If the urge to play a video game strikes, Carter can always fire up one of the thousands of games for the 70 game systems available on Computer and Video Game Archive. CVGA reopened in late August in its new home on the fourth floor of the Shapiro Library after a three-month move from the basement of the Duderstadt Library to North Campus.

Carter said the decision was driven in part by feedback from an evaluation report that indicated the majority of CVGA’s use and potential use was in LSA. Preserving old video game consoles is important, he said, to understanding the history of our culture.

While many online archives focus on emulating game systems, CVGA is more focused on preserving original games and consoles.

“Playing an emulated Nintendo game on your computer keyboard isn’t the same as playing it on a real Nintendo with that little square controller on a 1982 CRT TV, which is an experience we can give to people,” he said.

Questions and answers

What memorable workplace moment stands out?

So many, but likely one of many CVGA class sessions where students were tasked with playing games on systems they had never played before.

What can’t you live without?

Well, food, water and shelter of course; but for the purposes of this Q&A, I’ll say ice cream.

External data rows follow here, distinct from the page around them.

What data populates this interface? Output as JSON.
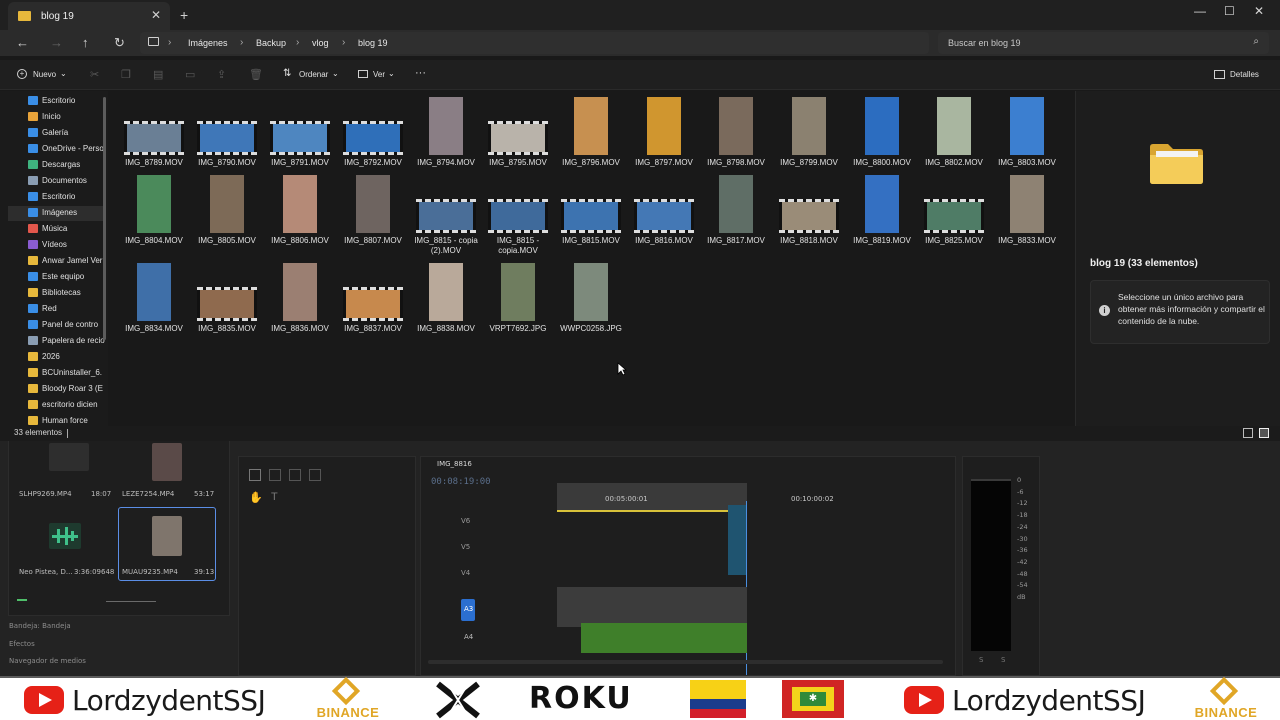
{
  "explorer": {
    "tab_title": "blog 19",
    "breadcrumb": [
      "Imágenes",
      "Backup",
      "vlog",
      "blog 19"
    ],
    "search_placeholder": "Buscar en blog 19",
    "commands": {
      "new": "Nuevo",
      "sort": "Ordenar",
      "view": "Ver",
      "more": "···",
      "details": "Detalles"
    },
    "nav_items": [
      {
        "label": "Escritorio",
        "icon": "desktop-icon",
        "color": "#3a8ee6"
      },
      {
        "label": "Inicio",
        "icon": "home-icon",
        "color": "#e8a33a"
      },
      {
        "label": "Galería",
        "icon": "gallery-icon",
        "color": "#3a8ee6"
      },
      {
        "label": "OneDrive - Perso",
        "icon": "cloud-icon",
        "color": "#3a8ee6"
      },
      {
        "label": "Descargas",
        "icon": "download-icon",
        "color": "#3fb37f"
      },
      {
        "label": "Documentos",
        "icon": "document-icon",
        "color": "#8a9db3"
      },
      {
        "label": "Escritorio",
        "icon": "desktop-icon",
        "color": "#3a8ee6"
      },
      {
        "label": "Imágenes",
        "icon": "pictures-icon",
        "color": "#3a8ee6"
      },
      {
        "label": "Música",
        "icon": "music-icon",
        "color": "#e2574c"
      },
      {
        "label": "Vídeos",
        "icon": "video-icon",
        "color": "#8a5cd1"
      },
      {
        "label": "Anwar Jamel Ver",
        "icon": "user-icon",
        "color": "#e7b83c"
      },
      {
        "label": "Este equipo",
        "icon": "computer-icon",
        "color": "#3a8ee6"
      },
      {
        "label": "Bibliotecas",
        "icon": "library-icon",
        "color": "#e7b83c"
      },
      {
        "label": "Red",
        "icon": "network-icon",
        "color": "#3a8ee6"
      },
      {
        "label": "Panel de contro",
        "icon": "control-panel-icon",
        "color": "#3a8ee6"
      },
      {
        "label": "Papelera de recio",
        "icon": "recycle-bin-icon",
        "color": "#8a9db3"
      },
      {
        "label": "2026",
        "icon": "folder-icon",
        "color": "#e7b83c"
      },
      {
        "label": "BCUninstaller_6.",
        "icon": "folder-icon",
        "color": "#e7b83c"
      },
      {
        "label": "Bloody Roar 3 (E",
        "icon": "folder-icon",
        "color": "#e7b83c"
      },
      {
        "label": "escritorio dicien",
        "icon": "folder-icon",
        "color": "#e7b83c"
      },
      {
        "label": "Human force",
        "icon": "folder-icon",
        "color": "#e7b83c"
      }
    ],
    "files": [
      {
        "name": "IMG_8789.MOV",
        "kind": "video-h",
        "color": "#6a7f95"
      },
      {
        "name": "IMG_8790.MOV",
        "kind": "video-h",
        "color": "#3f77b8"
      },
      {
        "name": "IMG_8791.MOV",
        "kind": "video-h",
        "color": "#4e86c0"
      },
      {
        "name": "IMG_8792.MOV",
        "kind": "video-h",
        "color": "#2f6fb9"
      },
      {
        "name": "IMG_8794.MOV",
        "kind": "video-v",
        "color": "#8a7e85"
      },
      {
        "name": "IMG_8795.MOV",
        "kind": "video-h",
        "color": "#b9b3aa"
      },
      {
        "name": "IMG_8796.MOV",
        "kind": "video-v",
        "color": "#c79050"
      },
      {
        "name": "IMG_8797.MOV",
        "kind": "video-v",
        "color": "#d0962f"
      },
      {
        "name": "IMG_8798.MOV",
        "kind": "video-v",
        "color": "#7a6a5c"
      },
      {
        "name": "IMG_8799.MOV",
        "kind": "video-v",
        "color": "#8b8170"
      },
      {
        "name": "IMG_8800.MOV",
        "kind": "video-v",
        "color": "#2c6dc0"
      },
      {
        "name": "IMG_8802.MOV",
        "kind": "video-v",
        "color": "#a9b6a0"
      },
      {
        "name": "IMG_8803.MOV",
        "kind": "video-v",
        "color": "#3c7fd0"
      },
      {
        "name": "IMG_8804.MOV",
        "kind": "video-v",
        "color": "#4b8a5b"
      },
      {
        "name": "IMG_8805.MOV",
        "kind": "video-v",
        "color": "#7d6a57"
      },
      {
        "name": "IMG_8806.MOV",
        "kind": "video-v",
        "color": "#b58a77"
      },
      {
        "name": "IMG_8807.MOV",
        "kind": "video-v",
        "color": "#6e6460"
      },
      {
        "name": "IMG_8815 - copia (2).MOV",
        "kind": "video-h",
        "color": "#4a6e98"
      },
      {
        "name": "IMG_8815 - copia.MOV",
        "kind": "video-h",
        "color": "#3f6a9b"
      },
      {
        "name": "IMG_8815.MOV",
        "kind": "video-h",
        "color": "#3d73b0"
      },
      {
        "name": "IMG_8816.MOV",
        "kind": "video-h",
        "color": "#4478b5"
      },
      {
        "name": "IMG_8817.MOV",
        "kind": "video-v",
        "color": "#5f6e66"
      },
      {
        "name": "IMG_8818.MOV",
        "kind": "video-h",
        "color": "#9a8c78"
      },
      {
        "name": "IMG_8819.MOV",
        "kind": "video-v",
        "color": "#3470c2"
      },
      {
        "name": "IMG_8825.MOV",
        "kind": "video-h",
        "color": "#4f7c66"
      },
      {
        "name": "IMG_8833.MOV",
        "kind": "video-v",
        "color": "#8e8273"
      },
      {
        "name": "IMG_8834.MOV",
        "kind": "video-v",
        "color": "#3f6fa8"
      },
      {
        "name": "IMG_8835.MOV",
        "kind": "video-h",
        "color": "#8f6a4e"
      },
      {
        "name": "IMG_8836.MOV",
        "kind": "video-v",
        "color": "#9b7f72"
      },
      {
        "name": "IMG_8837.MOV",
        "kind": "video-h",
        "color": "#c7894d"
      },
      {
        "name": "IMG_8838.MOV",
        "kind": "video-v",
        "color": "#b9a99a"
      },
      {
        "name": "VRPT7692.JPG",
        "kind": "photo-v",
        "color": "#6f7d5f"
      },
      {
        "name": "WWPC0258.JPG",
        "kind": "photo-v",
        "color": "#7d8a7c"
      }
    ],
    "details": {
      "title": "blog 19 (33 elementos)",
      "info": "Seleccione un único archivo para obtener más información y compartir el contenido de la nube."
    },
    "status": "33 elementos"
  },
  "premiere": {
    "project_items": [
      {
        "name": "SLHP9269.MP4",
        "duration": "18:07"
      },
      {
        "name": "LEZE7254.MP4",
        "duration": "53:17"
      },
      {
        "name": "Neo Pistea, D...",
        "duration": "3:36:09648"
      },
      {
        "name": "MUAU9235.MP4",
        "duration": "39:13"
      }
    ],
    "panels": [
      "Bandeja: Bandeja",
      "Efectos",
      "Navegador de medios"
    ],
    "sequence_name": "IMG_8816",
    "timecode": "00:08:19:00",
    "ruler_marks": [
      "00:05:00:01",
      "00:10:00:02"
    ],
    "tracks_video": [
      "V6",
      "V5",
      "V4"
    ],
    "tracks_audio": [
      "A3",
      "A4"
    ],
    "meter_labels": [
      "0",
      "-6",
      "-12",
      "-18",
      "-24",
      "-30",
      "-36",
      "-42",
      "-48",
      "-54",
      "dB"
    ],
    "meter_bottom": [
      "S",
      "S"
    ]
  },
  "banner": {
    "channel": "LordzydentSSJ",
    "binance": "BINANCE",
    "roku": "ROKU"
  }
}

And the comics.

Name your favorite place on campus.

I like the engineering fountain and reflecting pool on north campus.

What inspires you?

Help people find information. Show them an information tool that they didn’t know existed and that makes their university life easier. We librarians live for it!

What are you currently reading?

“Game Wizards: The Epic Battle for Dungeons & Dragons” by Jon Peterson and “The Invisible Life of Addie LaRue” by VE Schwab

Who has had the greatest influence on your career path?

Probably Jim Ottaviani and Joe Janes, who both showed me non-traditional paths to libraries and mentored me early in my career.